When you use a hosted API, all of this serialization happens invisibly. When you run models locally using tools like llama.cpp or Ollama, applying the correct chat template yourself is your responsibility. Getting it wrong does not produce an error - it produces subtly degraded output, because the model’s behavior was fine-tuned against a specific format.

Practical Patterns for Production

A few patterns that experienced practitioners use consistently:

Separate persona from constraints. A system prompt that mixes “you are a friendly assistant” with “never discuss competitor products” is harder to maintain and debug than one with explicit sections. Use clear structural separation, even in plain text.

Test system prompt changes in isolation. The system prompt is a shared dependency for every conversation in your application. Changes to it are breaking changes. Version-control your system prompts and evaluate them on a representative set of test prompts before deploying.

Treat the user turn as untrusted input. Everything in the user turn could, in principle, be an attempt to override system instructions. This is not paranoia - it is the correct security model. Never interpolate user input directly into your system prompt. If you need to include user-provided data in the system prompt (a document they uploaded, for example), validate and sanitize it first.

Keep context history manageable. A context window of 128,000 tokens sounds generous until you realize that 20 turns of a rich conversation, with a substantial system prompt and retrieved documents, can fill it. Build context management into your architecture from the start, not as a retrofit.

Use assistant prefilling deliberately. You can inject the beginning of the assistant response to constrain the model’s output format. For example, if you need the model to always start with a JSON object, begin the assistant turn with { in your API call. The model will continue from that starting point.
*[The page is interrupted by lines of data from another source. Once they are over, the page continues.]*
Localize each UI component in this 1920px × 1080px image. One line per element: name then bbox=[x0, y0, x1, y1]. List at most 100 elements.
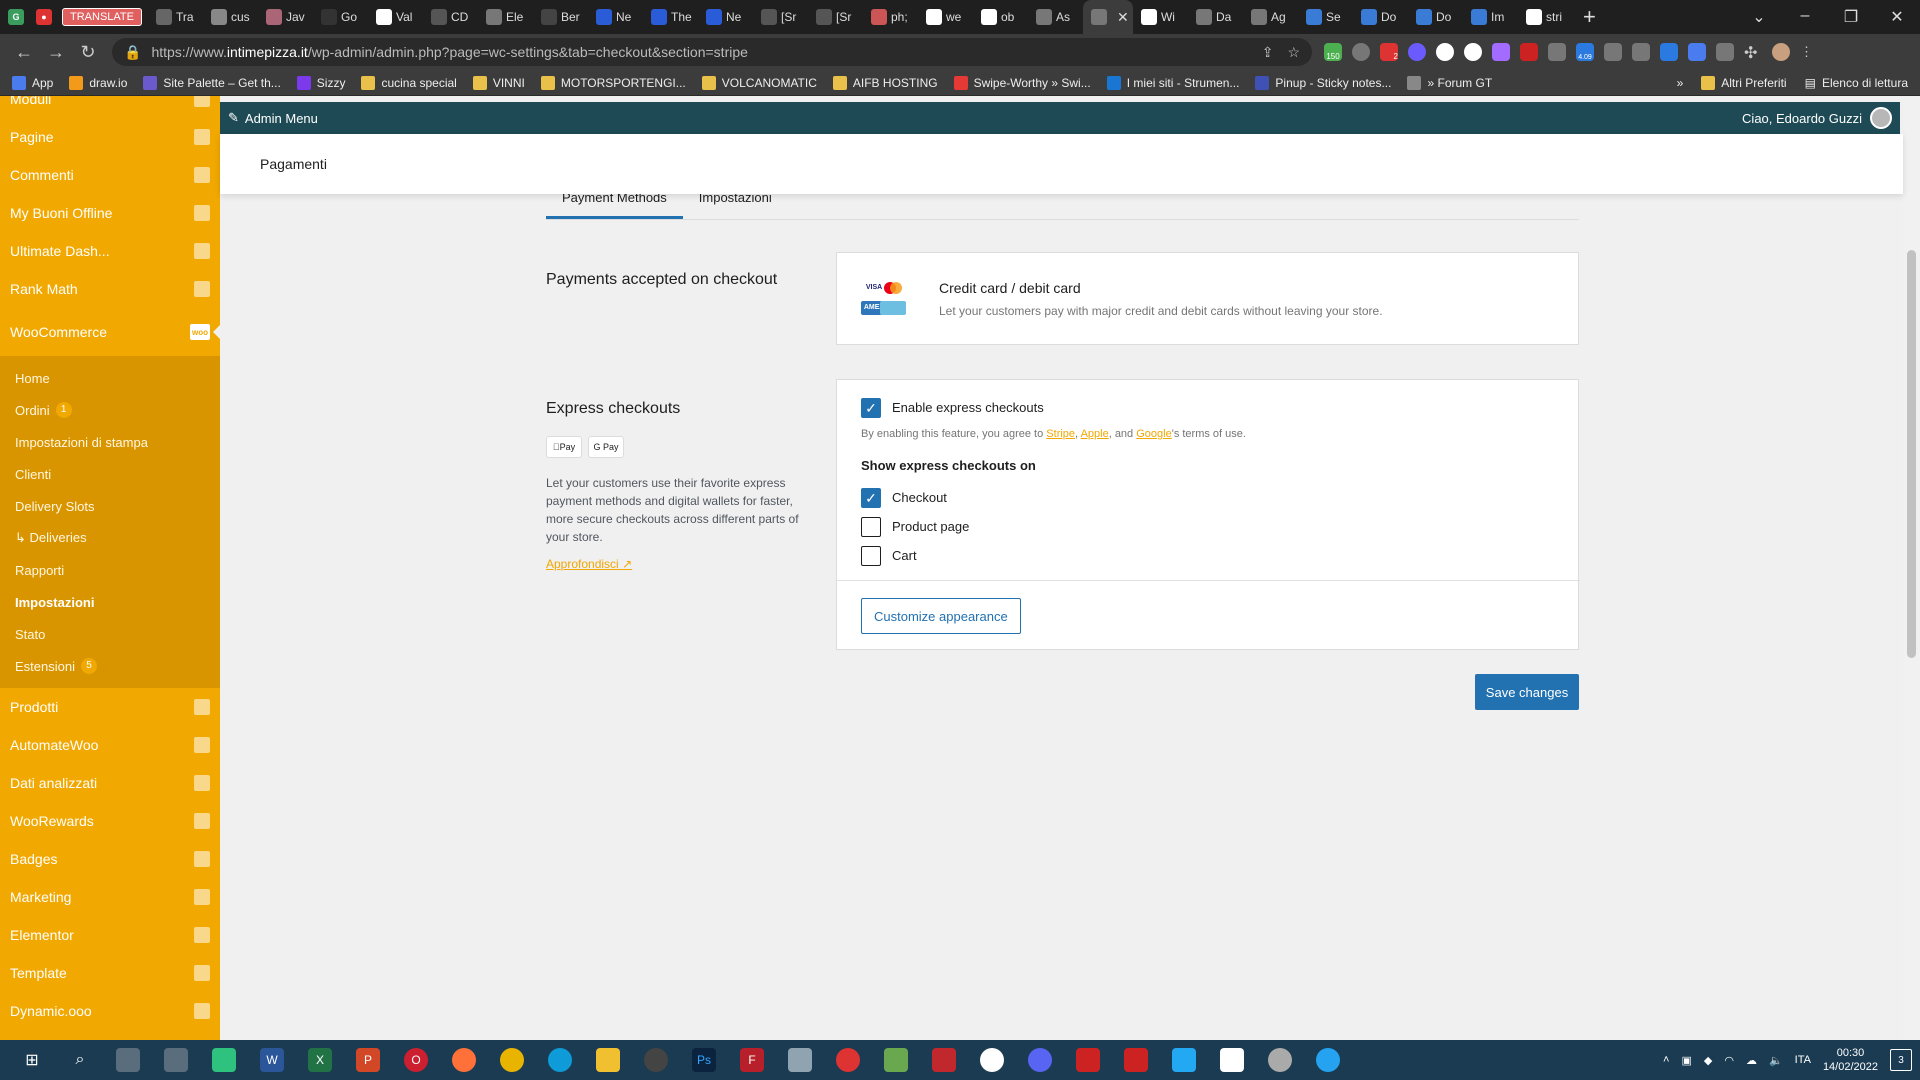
extension-icon[interactable]: 2 bbox=[1380, 43, 1398, 61]
bookmark-item[interactable]: Pinup - Sticky notes... bbox=[1255, 75, 1391, 90]
sidebar-item-woocommerce[interactable]: WooCommerce woo bbox=[0, 308, 220, 356]
bookmark-star-icon[interactable]: ☆ bbox=[1287, 44, 1300, 61]
word-icon[interactable]: W bbox=[260, 1048, 284, 1072]
taskbar-app-icon[interactable] bbox=[1220, 1048, 1244, 1072]
browser-tab[interactable]: [Sr bbox=[753, 0, 808, 34]
save-changes-button[interactable]: Save changes bbox=[1475, 674, 1579, 710]
learn-more-link[interactable]: Approfondisci ↗ bbox=[546, 557, 632, 571]
opera-icon[interactable]: O bbox=[404, 1048, 428, 1072]
bookmark-item[interactable]: Swipe-Worthy » Swi... bbox=[953, 75, 1091, 90]
close-tab-icon[interactable]: ✕ bbox=[1117, 9, 1129, 26]
vscode-icon[interactable] bbox=[1172, 1048, 1196, 1072]
obs-icon[interactable] bbox=[644, 1048, 668, 1072]
bookmark-item[interactable]: AIFB HOSTING bbox=[832, 75, 938, 90]
extension-icon[interactable] bbox=[1660, 43, 1678, 61]
firefox-icon[interactable] bbox=[452, 1048, 476, 1072]
browser-tab[interactable]: Ber bbox=[533, 0, 588, 34]
taskbar-app-icon[interactable] bbox=[164, 1048, 188, 1072]
extension-icon[interactable] bbox=[1464, 43, 1482, 61]
new-tab-button[interactable]: + bbox=[1573, 4, 1606, 30]
submenu-item[interactable]: Impostazioni bbox=[0, 586, 220, 618]
browser-tab[interactable]: Da bbox=[1188, 0, 1243, 34]
submenu-item[interactable]: Ordini 1 bbox=[0, 394, 220, 426]
language-indicator[interactable]: ITA bbox=[1795, 1054, 1811, 1066]
browser-tab[interactable]: Do bbox=[1408, 0, 1463, 34]
minimize-button[interactable]: – bbox=[1782, 7, 1828, 27]
browser-tab[interactable]: ob bbox=[973, 0, 1028, 34]
excel-icon[interactable]: X bbox=[308, 1048, 332, 1072]
chrome-icon[interactable] bbox=[500, 1048, 524, 1072]
bookmark-item[interactable]: App bbox=[12, 75, 53, 90]
taskbar-app-icon[interactable] bbox=[932, 1048, 956, 1072]
sidebar-item[interactable]: Commenti bbox=[0, 156, 220, 194]
tray-app-icon[interactable]: ◆ bbox=[1704, 1054, 1712, 1067]
taskbar-app-icon[interactable] bbox=[1268, 1048, 1292, 1072]
volume-icon[interactable]: 🔈 bbox=[1769, 1054, 1783, 1067]
reading-list[interactable]: ▤ Elenco di lettura bbox=[1805, 76, 1908, 90]
sidebar-item[interactable]: Ultimate Dash... bbox=[0, 232, 220, 270]
location-checkbox[interactable] bbox=[861, 546, 881, 566]
tab-payment-methods[interactable]: Payment Methods bbox=[546, 190, 683, 219]
browser-tab[interactable]: we bbox=[918, 0, 973, 34]
translate-tab[interactable]: TRANSLATE bbox=[62, 8, 142, 26]
bookmark-item[interactable]: Sizzy bbox=[296, 75, 345, 90]
browser-tab[interactable]: Val bbox=[368, 0, 423, 34]
close-window-button[interactable]: ✕ bbox=[1874, 7, 1920, 27]
browser-tab[interactable]: CD bbox=[423, 0, 478, 34]
bookmark-item[interactable]: » Forum GT bbox=[1407, 75, 1492, 90]
photoshop-icon[interactable]: Ps bbox=[692, 1048, 716, 1072]
submenu-item[interactable]: Impostazioni di stampa bbox=[0, 426, 220, 458]
sidebar-item[interactable]: Badges bbox=[0, 840, 220, 878]
google-terms-link[interactable]: Google bbox=[1136, 428, 1171, 440]
taskbar-app-icon[interactable] bbox=[1316, 1048, 1340, 1072]
apple-terms-link[interactable]: Apple bbox=[1081, 428, 1109, 440]
lock-icon[interactable]: 🔒 bbox=[124, 44, 141, 61]
extension-icon[interactable] bbox=[1436, 43, 1454, 61]
browser-tab[interactable]: cus bbox=[203, 0, 258, 34]
extension-icon[interactable] bbox=[1352, 43, 1370, 61]
scrollbar-thumb[interactable] bbox=[1907, 250, 1916, 658]
bookmark-item[interactable]: VOLCANOMATIC bbox=[701, 75, 817, 90]
browser-tab[interactable]: Do bbox=[1353, 0, 1408, 34]
sidebar-item[interactable]: Dati analizzati bbox=[0, 764, 220, 802]
browser-tab[interactable]: Jav bbox=[258, 0, 313, 34]
taskbar-app-icon[interactable] bbox=[884, 1048, 908, 1072]
url-input[interactable]: 🔒 https://www. intimepizza.it/wp-admin/ad… bbox=[112, 38, 1312, 66]
extension-icon[interactable] bbox=[1716, 43, 1734, 61]
extension-icon[interactable] bbox=[1632, 43, 1650, 61]
browser-tab[interactable]: As bbox=[1028, 0, 1083, 34]
browser-tab[interactable]: Ag bbox=[1243, 0, 1298, 34]
admin-menu-button[interactable]: ✎ Admin Menu bbox=[228, 110, 318, 126]
taskbar-app-icon[interactable] bbox=[1076, 1048, 1100, 1072]
sidebar-item[interactable]: Rank Math bbox=[0, 270, 220, 308]
powerpoint-icon[interactable]: P bbox=[356, 1048, 380, 1072]
record-icon[interactable]: ● bbox=[28, 0, 56, 34]
page-scrollbar[interactable] bbox=[1903, 102, 1920, 1040]
browser-tab[interactable]: Ne bbox=[588, 0, 643, 34]
share-icon[interactable]: ⇪ bbox=[1262, 44, 1274, 61]
restore-button[interactable]: ❐ bbox=[1828, 7, 1874, 27]
extension-icon[interactable]: 150 bbox=[1324, 43, 1342, 61]
start-icon[interactable]: ⊞ bbox=[20, 1048, 44, 1072]
sidebar-item[interactable]: AutomateWoo bbox=[0, 726, 220, 764]
file-explorer-icon[interactable] bbox=[596, 1048, 620, 1072]
onedrive-icon[interactable]: ☁ bbox=[1746, 1054, 1757, 1067]
browser-tab[interactable]: Ne bbox=[698, 0, 753, 34]
extension-icon[interactable] bbox=[1408, 43, 1426, 61]
sidebar-item[interactable]: Moduli bbox=[0, 96, 220, 118]
sidebar-item[interactable]: My Buoni Offline bbox=[0, 194, 220, 232]
submenu-item[interactable]: Estensioni 5 bbox=[0, 650, 220, 682]
browser-tab[interactable]: Ele bbox=[478, 0, 533, 34]
browser-tab[interactable]: stri bbox=[1518, 0, 1573, 34]
discord-icon[interactable] bbox=[1028, 1048, 1052, 1072]
bookmark-item[interactable]: I miei siti - Strumen... bbox=[1106, 75, 1239, 90]
recorder-icon[interactable] bbox=[836, 1048, 860, 1072]
search-icon[interactable]: ⌕ bbox=[68, 1048, 92, 1072]
submenu-item[interactable]: Rapporti bbox=[0, 554, 220, 586]
browser-tab[interactable]: Tra bbox=[148, 0, 203, 34]
bookmark-item[interactable]: cucina special bbox=[361, 75, 457, 90]
browser-tab[interactable]: Go bbox=[313, 0, 368, 34]
sidebar-item[interactable]: Pagine bbox=[0, 118, 220, 156]
sidebar-item[interactable]: Prodotti bbox=[0, 688, 220, 726]
submenu-item[interactable]: Clienti bbox=[0, 458, 220, 490]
This is a low-overhead way to enforce structure without relying entirely on instruction following.

Every interaction with a production LLM is a structured list of messages with roles - system, user, and assistant. The system prompt is the developer’s persistent instruction layer. The user turn is the request. The assistant turn is previous model output re-injected as context, because the model is stateless between calls.

Understanding this format and its constraints - token costs, context limits, injection risks - is foundational to building reliable applications on top of language models.